Thompson wants farmers and veterinarians to scrub their boots and change their coveralls between farms to prevent spreading illness.
“The swine and poultry industry have been doing this a long time,” Thompson said.
In her second presentation that followed, Thompson said reducing risk is well worth it. A farm with which she’s familiar spent $50,000 on controlling risk factors, which they felt was money well spent since they were losing $200,000 annually from disease losses.
In addition to economic losses from treating and losing animals, operators also must think of animal welfare, lawsuit liability, and public relations. By following good animal care procedures; operators can raise healthier, more productive animals, too.
Wearing disposable gloves to treat animals — and washing between animals anyway — can help reduce spread of illness. Producers should also carefully monitor animals for signs of illness and quickly isolate sick individuals.

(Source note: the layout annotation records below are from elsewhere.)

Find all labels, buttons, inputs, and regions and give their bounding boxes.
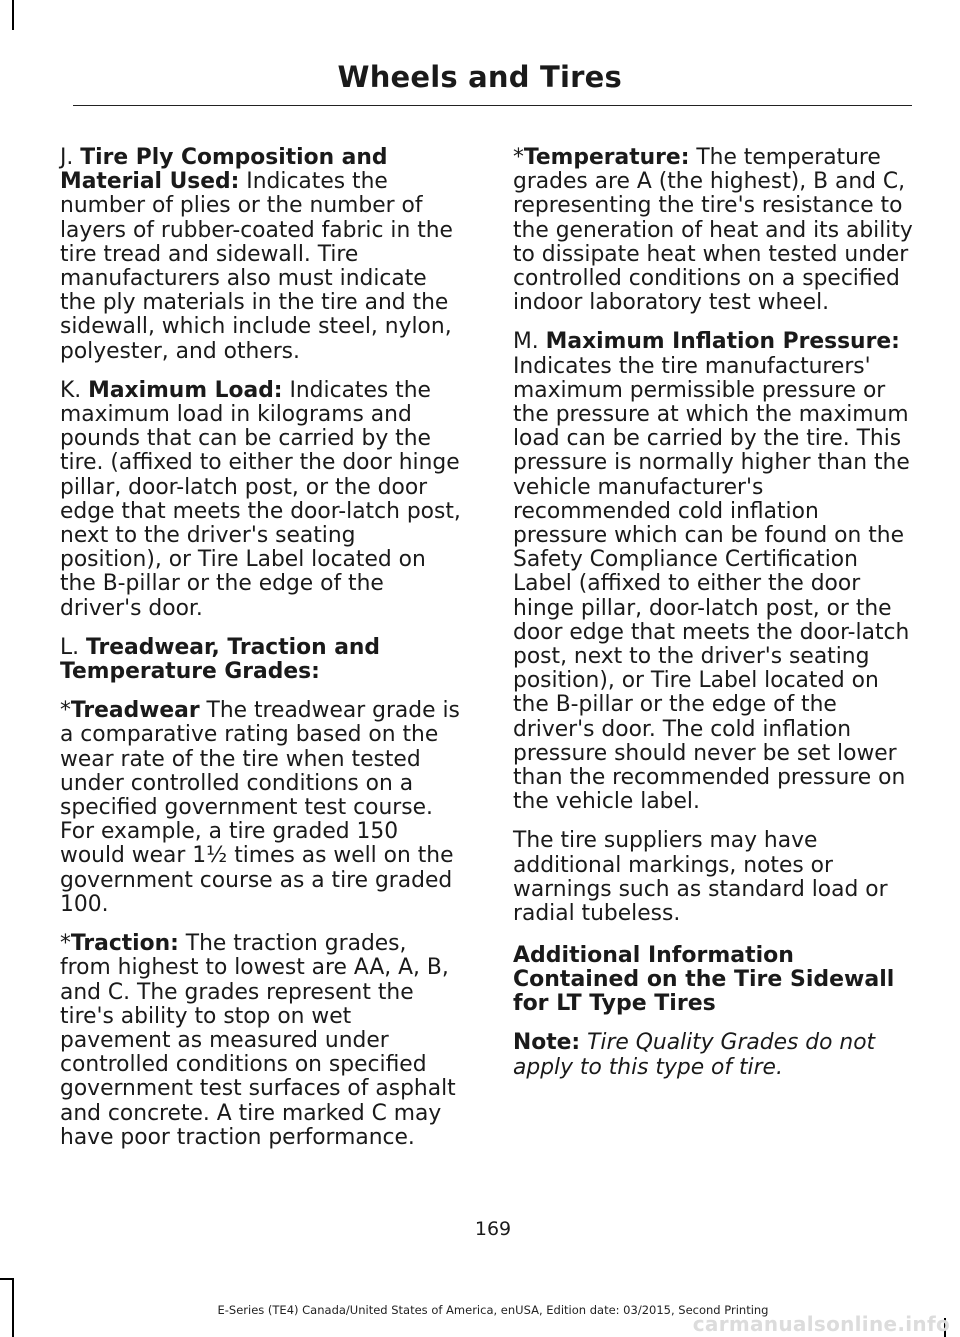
item-traction bbox=[60, 932, 463, 1150]
traction-prefix: * bbox=[60, 931, 71, 957]
item-m-text: Indicates the tire manufacturers' maximum permissible pressure or the pressure at which the maximum load can be carried by the tire. This pressure is normally higher than the vehicle manufacturer's recommended cold inflation pressure which can be found on the Safety Compliance Certification Label (affixed to either the door hinge pillar, door-latch post, or the door edge that meets the door-latch post, next to the driver's seating position), or Tire Label located on the B-pillar or the edge of the driver's door. The cold inflation pressure should never be set lower than the recommended pressure on the vehicle label. bbox=[513, 353, 910, 815]
item-j bbox=[60, 146, 463, 364]
traction-term: Traction: bbox=[70, 931, 179, 957]
section-heading: Additional Information Contained on the Tire Sidewall for LT Type Tires bbox=[513, 943, 895, 1017]
item-j-term: Tire Ply Composition and Material Used: bbox=[60, 145, 388, 195]
item-k bbox=[60, 379, 463, 621]
item-l-term: Treadwear, Traction and Temperature Grades: bbox=[60, 634, 381, 685]
temperature-text: The temperature grades are A (the highest), B and C, representing the tire's resistance to the generation of heat and its ability to dissipate heat when tested under controlled conditions on a specified indoor laboratory test wheel. bbox=[513, 145, 913, 316]
item-l-prefix: L. bbox=[60, 634, 87, 660]
item-j-prefix: J. bbox=[60, 145, 81, 170]
page-number: 169 bbox=[474, 1218, 512, 1240]
item-m-prefix: M. bbox=[513, 329, 546, 355]
temperature-term: Temperature: bbox=[523, 145, 690, 170]
footer-edition: E-Series (TE4) Canada/United States of America, enUSA, Edition date: 03/2015, Second Printing bbox=[217, 1303, 769, 1317]
traction-text: The traction grades, from highest to lowest are AA, A, B, and C. The grades represent the tire's ability to stop on wet pavement as measured under controlled conditions on specified government test surfaces of asphalt and concrete. A tire marked C may have poor traction performance. bbox=[60, 931, 456, 1150]
item-j-text: Indicates the number of plies or the number of layers of rubber-coated fabric in the tire tread and sidewall. Tire manufacturers also must indicate the ply materials in the tire and the sidewall, which include steel, nylon, polyester, and others. bbox=[60, 169, 453, 364]
header-divider bbox=[73, 105, 912, 106]
watermark: carmanualsonline.info bbox=[692, 1312, 950, 1336]
item-m bbox=[513, 330, 916, 814]
left-column bbox=[60, 146, 463, 1165]
item-k-text: Indicates the maximum load in kilograms and pounds that can be carried by the tire. (affixed to either the door hinge pillar, door-latch post, or the door edge that meets the door-latch post, next to the driver's seating position), or Tire Label located on the B-pillar or the edge of the driver's door. bbox=[60, 377, 461, 621]
treadwear-prefix: * bbox=[60, 698, 71, 724]
item-m-term: Maximum Inflation Pressure: bbox=[545, 329, 900, 355]
item-k-term: Maximum Load: bbox=[88, 377, 283, 403]
temperature-prefix: * bbox=[513, 145, 524, 170]
right-column bbox=[513, 146, 916, 1095]
item-treadwear bbox=[60, 699, 463, 917]
item-l bbox=[60, 636, 463, 684]
page-title: Wheels and Tires bbox=[337, 60, 622, 94]
treadwear-term: Treadwear bbox=[70, 698, 200, 724]
note-label: Note: bbox=[513, 1030, 581, 1056]
item-temperature bbox=[513, 146, 916, 315]
suppliers-paragraph: The tire suppliers may have additional markings, notes or warnings such as standard load or radial tubeless. bbox=[513, 828, 888, 927]
crop-mark-bottom-left-h bbox=[0, 1278, 12, 1280]
crop-mark-top-left bbox=[12, 0, 14, 30]
note-text: Tire Quality Grades do not apply to this type of tire. bbox=[513, 1030, 876, 1080]
treadwear-text: The treadwear grade is a comparative rating based on the wear rate of the tire when tested under controlled conditions on a specified government test course. For example, a tire graded 150 would wear 1½ times as well on the government course as a tire graded 100. bbox=[60, 698, 460, 917]
item-k-prefix: K. bbox=[60, 377, 89, 403]
note bbox=[513, 1031, 916, 1079]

“If you get a sick calf, get it out,” Thompson said. “You may save the rest.”
While stanchions limited cow movement and decreased cow comfort, Thompson said they did tend to curtail illness because they limited how much cows mingled, unlike free stall barns. The take-away lesson is that sick animals should be separated from well ones.
Thompson said the maternity pen should separate dams and their calves from the herd, not simply place a fence between them. Pooling colostrum, skipping colostrum or feeding replacement colostrum places calves at higher risk.
Flushing out manure spreads infected feces more than using ally scrapers. It’s all about understanding how the disease spreads, and limiting the contact animals have with contaminated animals and their bodily fluids.